I hope you’ve been able to participate in meat-conscious week. I know your diet choices may not seem like an obvious environmental cause, but the meat industry is incredibly resource intensive. Food, water, land, pesticides, hormones, antibiotics and energy are all necessary for producing meat on the scale that the ‘Western diet’ requires. I have a hard time blaming the producers for using cheap corn, laced with antibiotics, on huge feedlots. They have the daunting task of supplying 112 million pounds of meat to the United States every day, over half of which is beef (USDA’s 2012 food intake estimate). This demand is outrageous, and there is an increasing body of evidence that consuming this amount is unhealthy.

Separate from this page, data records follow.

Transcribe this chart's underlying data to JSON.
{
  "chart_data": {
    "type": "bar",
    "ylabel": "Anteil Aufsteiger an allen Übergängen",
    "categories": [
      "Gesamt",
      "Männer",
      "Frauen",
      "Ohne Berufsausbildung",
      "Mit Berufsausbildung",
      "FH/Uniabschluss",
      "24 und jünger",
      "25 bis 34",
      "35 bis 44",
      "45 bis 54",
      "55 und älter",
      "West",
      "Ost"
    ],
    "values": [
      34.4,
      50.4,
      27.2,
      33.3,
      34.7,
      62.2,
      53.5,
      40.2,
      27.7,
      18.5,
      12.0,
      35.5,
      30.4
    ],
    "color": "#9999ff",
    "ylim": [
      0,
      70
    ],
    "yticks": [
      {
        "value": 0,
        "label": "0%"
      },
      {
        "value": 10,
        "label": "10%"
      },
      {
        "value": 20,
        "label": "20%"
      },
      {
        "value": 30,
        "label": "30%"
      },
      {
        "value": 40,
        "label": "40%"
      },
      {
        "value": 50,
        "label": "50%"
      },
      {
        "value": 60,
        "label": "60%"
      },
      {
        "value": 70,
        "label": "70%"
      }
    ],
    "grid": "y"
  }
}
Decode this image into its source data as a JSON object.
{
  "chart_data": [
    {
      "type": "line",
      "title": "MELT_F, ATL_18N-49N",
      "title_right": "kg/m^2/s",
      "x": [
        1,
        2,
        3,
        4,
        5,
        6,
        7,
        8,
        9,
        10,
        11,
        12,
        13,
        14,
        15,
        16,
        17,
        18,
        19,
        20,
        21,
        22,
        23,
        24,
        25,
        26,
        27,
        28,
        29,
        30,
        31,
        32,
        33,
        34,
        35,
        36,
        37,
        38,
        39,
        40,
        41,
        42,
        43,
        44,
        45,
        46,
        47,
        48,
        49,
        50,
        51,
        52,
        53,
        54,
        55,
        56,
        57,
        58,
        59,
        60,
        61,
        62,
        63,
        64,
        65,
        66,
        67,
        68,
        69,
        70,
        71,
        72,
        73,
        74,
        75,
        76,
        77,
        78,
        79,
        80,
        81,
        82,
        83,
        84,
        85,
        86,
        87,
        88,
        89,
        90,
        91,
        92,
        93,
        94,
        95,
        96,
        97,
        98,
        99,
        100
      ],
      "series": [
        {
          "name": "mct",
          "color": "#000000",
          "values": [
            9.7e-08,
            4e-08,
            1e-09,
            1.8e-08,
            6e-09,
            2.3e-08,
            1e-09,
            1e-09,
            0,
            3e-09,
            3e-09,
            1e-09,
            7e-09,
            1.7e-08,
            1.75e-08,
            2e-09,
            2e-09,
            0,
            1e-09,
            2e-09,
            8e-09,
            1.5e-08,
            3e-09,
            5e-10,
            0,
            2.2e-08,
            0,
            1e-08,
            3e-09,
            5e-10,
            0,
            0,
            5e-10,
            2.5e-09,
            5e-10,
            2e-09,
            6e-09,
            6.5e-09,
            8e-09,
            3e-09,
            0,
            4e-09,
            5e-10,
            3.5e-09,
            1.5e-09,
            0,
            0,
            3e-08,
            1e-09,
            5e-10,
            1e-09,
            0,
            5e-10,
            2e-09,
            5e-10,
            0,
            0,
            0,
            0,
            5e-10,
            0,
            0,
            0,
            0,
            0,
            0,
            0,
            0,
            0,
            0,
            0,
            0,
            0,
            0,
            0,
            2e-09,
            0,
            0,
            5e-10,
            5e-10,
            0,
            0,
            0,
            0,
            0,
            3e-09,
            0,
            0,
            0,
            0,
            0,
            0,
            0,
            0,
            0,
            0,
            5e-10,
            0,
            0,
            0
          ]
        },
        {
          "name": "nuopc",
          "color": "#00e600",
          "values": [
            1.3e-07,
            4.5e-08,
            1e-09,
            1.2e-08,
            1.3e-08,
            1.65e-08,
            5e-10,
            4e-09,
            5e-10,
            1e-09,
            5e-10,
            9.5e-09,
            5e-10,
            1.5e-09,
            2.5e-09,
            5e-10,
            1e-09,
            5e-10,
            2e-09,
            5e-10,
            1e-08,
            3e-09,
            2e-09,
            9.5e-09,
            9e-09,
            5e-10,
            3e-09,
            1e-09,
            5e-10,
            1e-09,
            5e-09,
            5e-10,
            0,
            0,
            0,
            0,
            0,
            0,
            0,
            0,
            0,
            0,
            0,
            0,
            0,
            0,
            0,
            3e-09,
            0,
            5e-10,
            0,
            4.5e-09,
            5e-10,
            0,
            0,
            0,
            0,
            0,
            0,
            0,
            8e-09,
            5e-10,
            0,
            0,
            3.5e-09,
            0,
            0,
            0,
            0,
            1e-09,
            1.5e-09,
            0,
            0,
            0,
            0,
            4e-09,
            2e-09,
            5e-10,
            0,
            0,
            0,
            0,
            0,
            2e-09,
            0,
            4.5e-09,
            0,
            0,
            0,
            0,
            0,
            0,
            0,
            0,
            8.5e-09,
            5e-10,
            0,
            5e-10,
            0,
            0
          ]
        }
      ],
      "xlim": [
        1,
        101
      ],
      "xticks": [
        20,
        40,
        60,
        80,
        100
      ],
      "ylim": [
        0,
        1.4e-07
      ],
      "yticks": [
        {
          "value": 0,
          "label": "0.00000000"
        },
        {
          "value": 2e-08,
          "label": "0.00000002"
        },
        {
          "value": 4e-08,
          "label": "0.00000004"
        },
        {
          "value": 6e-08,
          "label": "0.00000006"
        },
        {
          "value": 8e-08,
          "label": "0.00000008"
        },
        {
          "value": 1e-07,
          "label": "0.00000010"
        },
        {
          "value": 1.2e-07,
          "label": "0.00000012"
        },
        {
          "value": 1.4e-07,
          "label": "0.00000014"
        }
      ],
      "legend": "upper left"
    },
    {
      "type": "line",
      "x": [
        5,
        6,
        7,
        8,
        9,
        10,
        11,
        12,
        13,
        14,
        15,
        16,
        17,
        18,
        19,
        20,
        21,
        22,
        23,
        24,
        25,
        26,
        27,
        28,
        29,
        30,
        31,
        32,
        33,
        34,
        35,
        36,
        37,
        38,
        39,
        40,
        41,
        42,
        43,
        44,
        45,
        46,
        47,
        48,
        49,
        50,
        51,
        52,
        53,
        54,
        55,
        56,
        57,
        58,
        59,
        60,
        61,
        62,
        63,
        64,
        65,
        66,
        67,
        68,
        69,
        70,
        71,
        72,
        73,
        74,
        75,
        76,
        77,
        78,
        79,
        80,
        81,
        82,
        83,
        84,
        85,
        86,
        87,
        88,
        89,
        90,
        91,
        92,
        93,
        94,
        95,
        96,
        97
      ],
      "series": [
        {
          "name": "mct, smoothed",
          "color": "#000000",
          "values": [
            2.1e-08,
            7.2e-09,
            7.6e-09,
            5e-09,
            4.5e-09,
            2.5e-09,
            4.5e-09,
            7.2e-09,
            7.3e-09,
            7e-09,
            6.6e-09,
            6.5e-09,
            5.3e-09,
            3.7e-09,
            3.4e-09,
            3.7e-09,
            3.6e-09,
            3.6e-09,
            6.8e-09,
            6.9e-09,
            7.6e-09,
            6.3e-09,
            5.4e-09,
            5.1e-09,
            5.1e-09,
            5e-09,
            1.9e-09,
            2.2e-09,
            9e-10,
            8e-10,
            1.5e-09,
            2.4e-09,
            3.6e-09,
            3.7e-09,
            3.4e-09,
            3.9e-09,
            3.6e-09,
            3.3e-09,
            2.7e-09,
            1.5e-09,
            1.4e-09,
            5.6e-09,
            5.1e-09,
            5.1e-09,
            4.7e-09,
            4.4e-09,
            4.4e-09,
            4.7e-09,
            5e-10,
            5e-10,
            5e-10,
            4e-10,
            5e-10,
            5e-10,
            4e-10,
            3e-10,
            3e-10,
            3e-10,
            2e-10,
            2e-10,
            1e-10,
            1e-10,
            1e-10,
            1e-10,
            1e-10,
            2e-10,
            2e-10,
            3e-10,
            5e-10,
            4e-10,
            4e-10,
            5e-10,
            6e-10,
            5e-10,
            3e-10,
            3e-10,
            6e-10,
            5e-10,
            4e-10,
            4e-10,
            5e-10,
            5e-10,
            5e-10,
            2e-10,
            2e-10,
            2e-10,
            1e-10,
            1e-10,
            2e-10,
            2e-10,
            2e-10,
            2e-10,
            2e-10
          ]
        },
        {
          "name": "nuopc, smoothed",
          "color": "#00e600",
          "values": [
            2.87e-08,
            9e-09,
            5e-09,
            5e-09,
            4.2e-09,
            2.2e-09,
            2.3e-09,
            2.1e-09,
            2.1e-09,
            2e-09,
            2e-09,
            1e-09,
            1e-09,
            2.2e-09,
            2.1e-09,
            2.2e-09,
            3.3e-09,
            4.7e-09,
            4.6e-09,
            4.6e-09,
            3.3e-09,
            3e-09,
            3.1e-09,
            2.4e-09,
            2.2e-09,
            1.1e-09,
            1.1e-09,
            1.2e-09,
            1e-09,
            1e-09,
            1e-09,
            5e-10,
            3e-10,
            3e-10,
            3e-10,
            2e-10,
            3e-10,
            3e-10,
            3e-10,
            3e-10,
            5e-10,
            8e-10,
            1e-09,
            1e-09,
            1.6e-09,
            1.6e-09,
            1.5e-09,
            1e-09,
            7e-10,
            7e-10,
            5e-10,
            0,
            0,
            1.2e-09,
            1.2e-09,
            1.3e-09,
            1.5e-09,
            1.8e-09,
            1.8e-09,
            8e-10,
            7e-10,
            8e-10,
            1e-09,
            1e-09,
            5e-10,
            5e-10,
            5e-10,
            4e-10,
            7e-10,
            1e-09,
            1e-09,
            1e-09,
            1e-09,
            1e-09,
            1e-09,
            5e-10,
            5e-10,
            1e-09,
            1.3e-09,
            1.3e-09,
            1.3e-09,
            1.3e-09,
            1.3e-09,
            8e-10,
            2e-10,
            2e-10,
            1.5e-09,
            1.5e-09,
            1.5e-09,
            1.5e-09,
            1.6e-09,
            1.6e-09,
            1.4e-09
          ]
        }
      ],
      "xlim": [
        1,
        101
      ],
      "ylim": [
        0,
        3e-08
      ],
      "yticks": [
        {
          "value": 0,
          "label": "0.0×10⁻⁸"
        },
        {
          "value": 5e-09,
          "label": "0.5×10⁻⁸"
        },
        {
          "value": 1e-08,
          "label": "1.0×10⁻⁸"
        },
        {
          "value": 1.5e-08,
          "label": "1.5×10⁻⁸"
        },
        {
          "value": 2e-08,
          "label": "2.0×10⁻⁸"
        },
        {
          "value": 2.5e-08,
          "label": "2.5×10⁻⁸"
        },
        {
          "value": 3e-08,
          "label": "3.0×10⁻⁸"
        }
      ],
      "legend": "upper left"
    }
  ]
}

The Mayo Clinic found that, in a study of half a million people, those who ate four ounces of meat or more (the national average is 5.7 ounces –USDA) every day were 30 percent more likely to die in 10 years for any reason than those who ate less.
Personal benefits aside, large-scale animal production requires large amounts of resources. In 2007, J. L. Capper tallied the resources required in beef production and published it in the Journal of Animal Science. He found that 5.7 ounces of beef requires 10 pounds of grain, 75 gallons of water and 1500 British thermal units of fossil fuels, enough to run a microwave for a half hour. Can we afford to use these resources on an unnecessary food source on every person, every day?